Drug Interaction Report

GENERALLY AVOID: Ranolazine can cause dose-related prolongation of the QT interval. In addition, limited data suggest that pitolisant may produce mild to moderate QT interval prolongation (10 to 13 milliseconds) at doses 3 to 6 times the standard therapeutic dose. Theoretically, concurrent use of two or more drugs that can cause QT interval prolongation may result in additive effects and increased risk of ventricular arrhythmias including torsade de pointes and sudden death. At Tmax following repeat dosing of 1000 mg twice a day, the mean effect of ranolazine on QTc is approximately 6 milliseconds. However, in 5% of the population with the highest plasma concentrations, the prolongation of QTc is 15 milliseconds or more. The relationship between ranolazine plasma level and QTc remains linear over a concentration range up to 4-fold greater than the concentrations produced by a dosage of 1000 mg twice a day. However, the apparent linear relationship is much steeper in cirrhotic subjects with mild or moderate hepatic impairment. There have been no reported cases of torsade de pointes in clinical studies of ranolazine comprising 3,669 patient-years of treatment. In fact, ranolazine was found to be antiarrhythmic in Study CVT 3036 (MERLIN-TIMI 36). No proarrhythmic effects were observed on 7-day Holter recordings in 3,162 acute coronary syndromes (ACS) patients treated with ranolazine. There was a significantly lower incidence of arrhythmias in patients treated with ranolazine (80%) versus placebo (87%), including ventricular tachycardia greater than or equal to 3 beats (52% versus 61%). The risk of an individual agent or a combination of these agents causing ventricular arrhythmia in association with QT prolongation is largely unpredictable but may be increased by certain underlying risk factors such as congenital long QT syndrome, cardiac disease, and electrolyte disturbances (e.g., hypokalemia, hypomagnesemia). The extent of drug-induced QT prolongation is dependent on the particular drug(s) involved and dosage(s) of the drugs.

MONITOR: Coadministration with inhibitors of CYP450 2D6 may increase plasma concentrations of pitolisant. The proposed mechanism is decreased clearance of pitolisant due to inhibition of its metabolism via this isoenzyme. Coadministration with the CYP450 2D6 inhibitor paroxetine was reported to increase the mean peak plasma concentration (Cmax) of pitolisant by approximately 47% and result in a 2-fold increase in its systemic exposure. Clinical data are not available.

MANAGEMENT: Concomitant use of multiple agents associated with QT interval prolongation should generally be avoided. If these drugs are coadministered, the manufacturer advises that a dosage adjustment may be considered. Since the magnitude of QTc prolongation increases with increasing plasma concentrations of ranolazine, the maximum recommended dosage of 1000 mg twice a day should not be exceeded. Patients should be advised to seek prompt medical attention if they experience symptoms that could indicate the occurrence of torsade de pointes such as dizziness, lightheadedness, fainting, palpitation, irregular heart rhythm, shortness of breath, or syncope.
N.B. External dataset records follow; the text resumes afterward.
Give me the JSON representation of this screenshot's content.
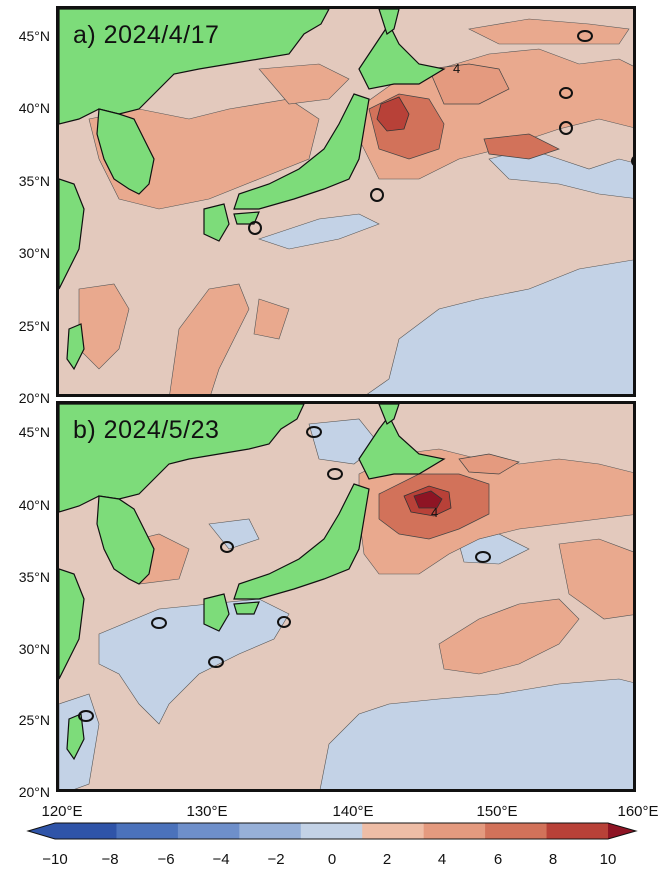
{
  "panels": [
    {
      "label": "a) 2024/4/17"
    },
    {
      "label": "b) 2024/5/23"
    }
  ],
  "contour_labels": {
    "value": "4"
  },
  "axes": {
    "lat_ticks": [
      "45°N",
      "40°N",
      "35°N",
      "30°N",
      "25°N",
      "20°N"
    ],
    "lon_ticks": [
      "120°E",
      "130°E",
      "140°E",
      "150°E",
      "160°E"
    ]
  },
  "colorbar": {
    "ticks": [
      "−10",
      "−8",
      "−6",
      "−4",
      "−2",
      "0",
      "2",
      "4",
      "6",
      "8",
      "10"
    ],
    "range": [
      -10,
      10
    ],
    "colors": [
      "#2f54a8",
      "#4b72bb",
      "#6e8fca",
      "#97b0d8",
      "#c3d2e6",
      "#e2ddda",
      "#eebda6",
      "#e49a7f",
      "#d2725a",
      "#b84138",
      "#8e1424"
    ]
  },
  "colors": {
    "land": "#7ddc7a",
    "neutral": "#e3c9bd",
    "warm": "#e9a98e",
    "cold": "#c3d2e6"
  }
}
GENERALLY AVOID: Grapefruit and grapefruit juice may significantly increase the plasma concentrations of orally administered ranolazine. The proposed mechanism is inhibition of CYP450 3A4-mediated first-pass metabolism in the gut wall by certain compounds present in grapefruit. Because ranolazine prolongs QT interval in a dose-dependent manner, high plasma levels of ranolazine may increase the risk of ventricular arrhythmias such as ventricular tachycardia, ventricular fibrillation, and torsade de pointes.

MANAGEMENT: Patients treated with ranolazine should avoid consumption of grapefruit juice and other grapefruit products if possible. Otherwise, the dosage of ranolazine should be limited to 500 mg twice a day.